“No había terminado de hablar cuando una nube luminosa vino a cubrirlos y una voz se hizo oír desde la nube que dijo: Este es mi Hijo el Amado, en quien me complazco; escuchadlo a Él”. (Mt. 17, 5)
Antonio Fernández.- Lo que nos revelan los latidos del divino corazón de Cristo Nuestro Señor: “No se turbe vuestro corazón: creed en Dios, creed también en Mí”. Es de todos conocido que en su paso por el mundo tuvo una sola razón: salvar a las almas del pecado por la fe, esperanza y caridad.
A este deseo vienen unidos infinidad de bienes, gracias y dones, mismos que están depositados en el interior de cada uno de los que vamos pasando por este mundo, ganar la dignidad de la promesa de salvación que quien lo desee puede obtenerla.
Toda promesa en el mundo lleva un compromiso. A un estudiante le dice la Universidad, si estudias y pasas las materias, tendrás tu título; a un empleado se le ofrece trabajo con una serie de condiciones a cumplir y por ello recibirá su sueldo; el padre de familia promete viaje de vacaciones, con la condición de que los hijos mejoren las calificaciones y cumplan sus obligaciones.
El campesino prepara la tierra para la siembra e invierte en fertilizantes y pesticidas, mano de obra y semilla como los medios esenciales para que sea fructífero lo sembrado. Observemos que hubo una promesa en la que todos tienen un común denominador: confianza en que lo prometido por su esfuerzo se obtendrá.
Así será en los que confiaron en la institución educativa, en la empresa, en los padres y en los productos para el campo, se hizo con la confianza que ilusiona y da esperanza, correspondiendo con su entrega los diferentes protagonistas que se disponen a dar su capacidad e inteligencia, sabiduría e ingenio y esfuerzo para obtener y no perder. Innegable que se tendrá lo que se quiere y así es en todos los campos de la vida humana.
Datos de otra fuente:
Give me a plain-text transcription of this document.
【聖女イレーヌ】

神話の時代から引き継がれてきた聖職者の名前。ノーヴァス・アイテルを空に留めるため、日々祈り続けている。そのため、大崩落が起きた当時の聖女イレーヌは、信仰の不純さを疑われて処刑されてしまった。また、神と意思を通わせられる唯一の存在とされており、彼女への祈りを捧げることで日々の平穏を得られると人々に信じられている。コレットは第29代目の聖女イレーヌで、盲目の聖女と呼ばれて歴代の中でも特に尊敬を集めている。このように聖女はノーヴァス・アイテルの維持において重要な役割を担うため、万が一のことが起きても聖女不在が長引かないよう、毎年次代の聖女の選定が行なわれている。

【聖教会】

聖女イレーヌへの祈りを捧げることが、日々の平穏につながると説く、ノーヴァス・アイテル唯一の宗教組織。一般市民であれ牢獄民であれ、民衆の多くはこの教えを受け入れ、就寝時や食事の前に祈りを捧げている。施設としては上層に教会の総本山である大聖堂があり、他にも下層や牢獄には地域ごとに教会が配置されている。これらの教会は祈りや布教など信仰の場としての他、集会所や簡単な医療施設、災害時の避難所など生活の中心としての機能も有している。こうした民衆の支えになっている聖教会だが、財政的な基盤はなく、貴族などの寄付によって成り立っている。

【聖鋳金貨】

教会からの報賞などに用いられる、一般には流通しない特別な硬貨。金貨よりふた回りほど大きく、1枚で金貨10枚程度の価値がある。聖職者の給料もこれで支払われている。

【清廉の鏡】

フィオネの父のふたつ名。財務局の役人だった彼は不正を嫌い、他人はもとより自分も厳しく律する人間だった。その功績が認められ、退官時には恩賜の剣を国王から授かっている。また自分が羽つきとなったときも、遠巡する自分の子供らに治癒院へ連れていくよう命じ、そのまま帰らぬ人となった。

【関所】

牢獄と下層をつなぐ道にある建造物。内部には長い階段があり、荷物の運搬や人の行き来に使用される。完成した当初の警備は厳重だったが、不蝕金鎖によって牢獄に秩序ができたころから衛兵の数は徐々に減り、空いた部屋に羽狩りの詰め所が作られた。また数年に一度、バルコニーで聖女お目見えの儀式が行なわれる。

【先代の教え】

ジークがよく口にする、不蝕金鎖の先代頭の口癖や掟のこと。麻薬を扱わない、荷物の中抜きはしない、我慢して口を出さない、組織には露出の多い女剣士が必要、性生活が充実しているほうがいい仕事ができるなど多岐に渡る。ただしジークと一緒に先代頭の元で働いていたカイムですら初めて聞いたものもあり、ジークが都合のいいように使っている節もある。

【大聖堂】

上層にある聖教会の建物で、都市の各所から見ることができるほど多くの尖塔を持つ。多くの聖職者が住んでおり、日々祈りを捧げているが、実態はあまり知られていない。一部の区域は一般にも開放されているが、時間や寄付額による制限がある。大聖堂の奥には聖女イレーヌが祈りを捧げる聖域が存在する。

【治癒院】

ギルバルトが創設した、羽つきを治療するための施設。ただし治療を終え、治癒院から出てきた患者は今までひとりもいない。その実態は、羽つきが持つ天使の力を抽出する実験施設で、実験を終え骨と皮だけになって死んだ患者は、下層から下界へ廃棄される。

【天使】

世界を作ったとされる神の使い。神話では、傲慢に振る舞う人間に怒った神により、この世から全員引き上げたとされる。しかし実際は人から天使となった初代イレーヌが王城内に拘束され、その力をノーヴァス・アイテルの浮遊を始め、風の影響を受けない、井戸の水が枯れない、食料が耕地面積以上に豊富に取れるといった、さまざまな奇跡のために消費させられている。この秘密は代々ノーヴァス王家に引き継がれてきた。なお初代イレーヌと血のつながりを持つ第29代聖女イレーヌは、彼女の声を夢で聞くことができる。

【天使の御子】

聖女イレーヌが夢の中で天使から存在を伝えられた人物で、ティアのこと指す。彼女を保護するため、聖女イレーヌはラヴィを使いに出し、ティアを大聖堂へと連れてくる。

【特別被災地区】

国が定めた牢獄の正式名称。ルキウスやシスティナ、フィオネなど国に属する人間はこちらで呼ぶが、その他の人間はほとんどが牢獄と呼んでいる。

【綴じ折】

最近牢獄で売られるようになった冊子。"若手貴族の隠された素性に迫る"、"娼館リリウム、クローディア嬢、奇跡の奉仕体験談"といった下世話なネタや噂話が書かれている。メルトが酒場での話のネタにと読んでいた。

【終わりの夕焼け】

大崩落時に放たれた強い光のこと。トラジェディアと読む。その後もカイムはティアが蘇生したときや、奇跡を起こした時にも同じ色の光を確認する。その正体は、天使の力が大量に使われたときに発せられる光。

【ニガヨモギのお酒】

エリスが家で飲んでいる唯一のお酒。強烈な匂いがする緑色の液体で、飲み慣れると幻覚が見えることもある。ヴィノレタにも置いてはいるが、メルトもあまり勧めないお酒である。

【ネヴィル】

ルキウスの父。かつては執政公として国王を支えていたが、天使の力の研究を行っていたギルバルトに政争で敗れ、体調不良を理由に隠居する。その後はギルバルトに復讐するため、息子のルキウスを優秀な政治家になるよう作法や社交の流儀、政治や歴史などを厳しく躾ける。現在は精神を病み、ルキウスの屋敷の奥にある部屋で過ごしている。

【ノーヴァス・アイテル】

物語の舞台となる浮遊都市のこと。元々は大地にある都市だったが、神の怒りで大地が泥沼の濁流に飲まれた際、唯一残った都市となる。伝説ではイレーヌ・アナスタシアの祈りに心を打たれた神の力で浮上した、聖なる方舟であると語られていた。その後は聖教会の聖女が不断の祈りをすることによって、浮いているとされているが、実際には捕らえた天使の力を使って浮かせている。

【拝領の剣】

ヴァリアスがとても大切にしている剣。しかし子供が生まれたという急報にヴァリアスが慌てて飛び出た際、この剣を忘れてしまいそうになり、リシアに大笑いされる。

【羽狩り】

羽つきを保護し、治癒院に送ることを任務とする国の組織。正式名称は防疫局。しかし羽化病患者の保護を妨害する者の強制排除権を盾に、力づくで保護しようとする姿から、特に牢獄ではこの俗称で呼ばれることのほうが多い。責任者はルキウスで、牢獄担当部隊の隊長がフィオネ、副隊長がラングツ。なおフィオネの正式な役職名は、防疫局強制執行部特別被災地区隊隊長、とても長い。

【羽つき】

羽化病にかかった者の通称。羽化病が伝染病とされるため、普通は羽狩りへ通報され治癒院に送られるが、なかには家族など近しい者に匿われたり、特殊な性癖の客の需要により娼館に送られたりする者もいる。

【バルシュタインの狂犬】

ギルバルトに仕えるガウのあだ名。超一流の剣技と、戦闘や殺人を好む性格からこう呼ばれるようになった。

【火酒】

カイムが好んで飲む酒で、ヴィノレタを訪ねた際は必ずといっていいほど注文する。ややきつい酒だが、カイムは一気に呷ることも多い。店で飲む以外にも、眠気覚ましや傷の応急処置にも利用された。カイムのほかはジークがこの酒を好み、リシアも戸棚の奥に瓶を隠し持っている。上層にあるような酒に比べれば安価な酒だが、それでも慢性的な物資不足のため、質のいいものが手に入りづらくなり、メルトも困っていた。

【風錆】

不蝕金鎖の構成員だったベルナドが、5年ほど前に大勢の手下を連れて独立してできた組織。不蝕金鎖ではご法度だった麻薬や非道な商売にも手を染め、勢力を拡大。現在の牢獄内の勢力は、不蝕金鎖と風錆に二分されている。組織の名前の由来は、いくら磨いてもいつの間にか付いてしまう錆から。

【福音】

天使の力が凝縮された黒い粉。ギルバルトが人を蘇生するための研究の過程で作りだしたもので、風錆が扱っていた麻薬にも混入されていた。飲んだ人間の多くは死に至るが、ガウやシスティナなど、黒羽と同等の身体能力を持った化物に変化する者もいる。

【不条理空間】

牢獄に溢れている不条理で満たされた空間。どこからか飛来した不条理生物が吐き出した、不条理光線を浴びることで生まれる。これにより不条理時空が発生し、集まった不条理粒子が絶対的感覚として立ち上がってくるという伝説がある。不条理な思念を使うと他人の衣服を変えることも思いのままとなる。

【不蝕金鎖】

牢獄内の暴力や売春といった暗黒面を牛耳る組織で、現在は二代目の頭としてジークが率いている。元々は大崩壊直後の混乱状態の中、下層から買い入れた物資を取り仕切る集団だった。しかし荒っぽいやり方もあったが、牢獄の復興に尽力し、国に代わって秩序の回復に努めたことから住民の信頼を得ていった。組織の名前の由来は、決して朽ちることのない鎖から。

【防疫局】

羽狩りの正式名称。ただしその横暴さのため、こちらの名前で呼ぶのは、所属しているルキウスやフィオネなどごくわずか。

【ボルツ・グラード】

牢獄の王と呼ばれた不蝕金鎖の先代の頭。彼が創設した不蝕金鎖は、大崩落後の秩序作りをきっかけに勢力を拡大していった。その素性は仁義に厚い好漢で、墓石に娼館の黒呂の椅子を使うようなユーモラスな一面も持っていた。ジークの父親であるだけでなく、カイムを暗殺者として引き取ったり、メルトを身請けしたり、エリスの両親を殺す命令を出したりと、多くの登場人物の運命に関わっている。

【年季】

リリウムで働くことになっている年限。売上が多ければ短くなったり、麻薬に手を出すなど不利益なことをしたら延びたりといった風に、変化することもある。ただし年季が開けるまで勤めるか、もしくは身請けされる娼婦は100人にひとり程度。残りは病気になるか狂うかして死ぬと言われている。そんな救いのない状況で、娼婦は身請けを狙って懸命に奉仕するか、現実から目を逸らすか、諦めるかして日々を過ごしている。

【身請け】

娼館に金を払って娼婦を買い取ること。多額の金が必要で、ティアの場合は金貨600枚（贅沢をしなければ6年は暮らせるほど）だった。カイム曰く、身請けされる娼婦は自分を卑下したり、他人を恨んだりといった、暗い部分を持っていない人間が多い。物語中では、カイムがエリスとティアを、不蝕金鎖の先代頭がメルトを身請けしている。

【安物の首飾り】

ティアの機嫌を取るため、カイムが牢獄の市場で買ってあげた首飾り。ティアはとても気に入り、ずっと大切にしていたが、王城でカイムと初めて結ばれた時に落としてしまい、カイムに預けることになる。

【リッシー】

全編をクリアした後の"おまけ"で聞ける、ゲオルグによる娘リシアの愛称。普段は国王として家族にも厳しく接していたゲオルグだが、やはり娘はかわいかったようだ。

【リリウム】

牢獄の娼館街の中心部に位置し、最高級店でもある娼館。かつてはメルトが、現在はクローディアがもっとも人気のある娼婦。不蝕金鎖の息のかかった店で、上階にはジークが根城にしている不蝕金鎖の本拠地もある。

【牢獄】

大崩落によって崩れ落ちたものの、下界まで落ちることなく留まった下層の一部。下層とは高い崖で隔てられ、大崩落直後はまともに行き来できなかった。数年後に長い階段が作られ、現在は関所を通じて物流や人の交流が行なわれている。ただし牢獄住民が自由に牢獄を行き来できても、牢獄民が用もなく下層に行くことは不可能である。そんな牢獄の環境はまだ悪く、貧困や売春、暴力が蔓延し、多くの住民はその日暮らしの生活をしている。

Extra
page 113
Cosa muy distinta cuando de la salvación del alma se trata. Tenemos un ejemplo: Hay un cable llamado de frenado de acero muy poderoso instalado en los portaaviones, sirve para desacelerar los aviones que aterrizan a velocidad, éstos llevan un gancho que se llama de parada que enganchado al cable detiene el avión. Es de imaginar la fuerza de ese cable que controla un frenado de alta velocidad.
Pues bien, vamos al corazón del pecador. Vive el interior del alma a una velocidad de pecado que por su intranquilidad continuamente está maquinando una mala acción creyendo que no hay freno o detente que pare esa vorágine, no hay gancho que contenga la vida pecadora porque requiere un cable más potente y un gancho de parada firme y eficaz.
La diferencia es que si el pecador quiere puede detenerse por sí mismo cuando de verdad quiere y desea someter su actitud obstinada y recalcitrante con una sencilla decisión: esto es al cable de Dios Nuestro Señor al arrepentirse de corazón, arrepentirse con sinceridad.
Arrepentirse teniendo presente que no puede ni podrá engañar a Dios, cuando con fe y confianza en Cristo Nuestro Señor dé prioridad a su salvación y entender que de seguir involucrado en las inclinaciones que ha vivido, pierde el tiempo de vida continuando en el pecado.
No es exageración exponerlo, bien sabemos que al pensar o querer hacer el bien al prójimo es porque Dios lo pide, pero la duda y la pereza inducen a la justificación injustificable, a mirar todo bien por hacer con desconfianza y disimulo ese miserable cable que engancha la voluntad a frenar el camino que lleva al Señor.
Ese cable debe ser vencido, de otra forma nada se dará para su salvación y la aceleración no se detendrá porque se eluden los bienes que vienen de Dios, porque desespera la oración, asistir a la Santa Misa que es cumplir como católico la obligación a la que estamos obligados y negarse a recibir a Cristo Nuestro Señor en la Eucaristía.
Gracias demos a Nuestro Señor por estar enganchados al cable de su misericordia y también demos gracias a ese gancho divino que es el corazón misericordioso de Jesucristo Nuestro Señor y al Inmaculado corazón de María.
Porque Dios no obliga a estar enganchado, pero en conciencia sabemos que debemos permanecer enganchados a ellos, pero en realidad es aceptar cumplir como hijos nuestro deber para con Dios con los mandamientos de la Ley de Dios y de Nuestra Santa Madre Iglesia. Es entender en ellos la palabra del Señor: “Levántate y no temas”.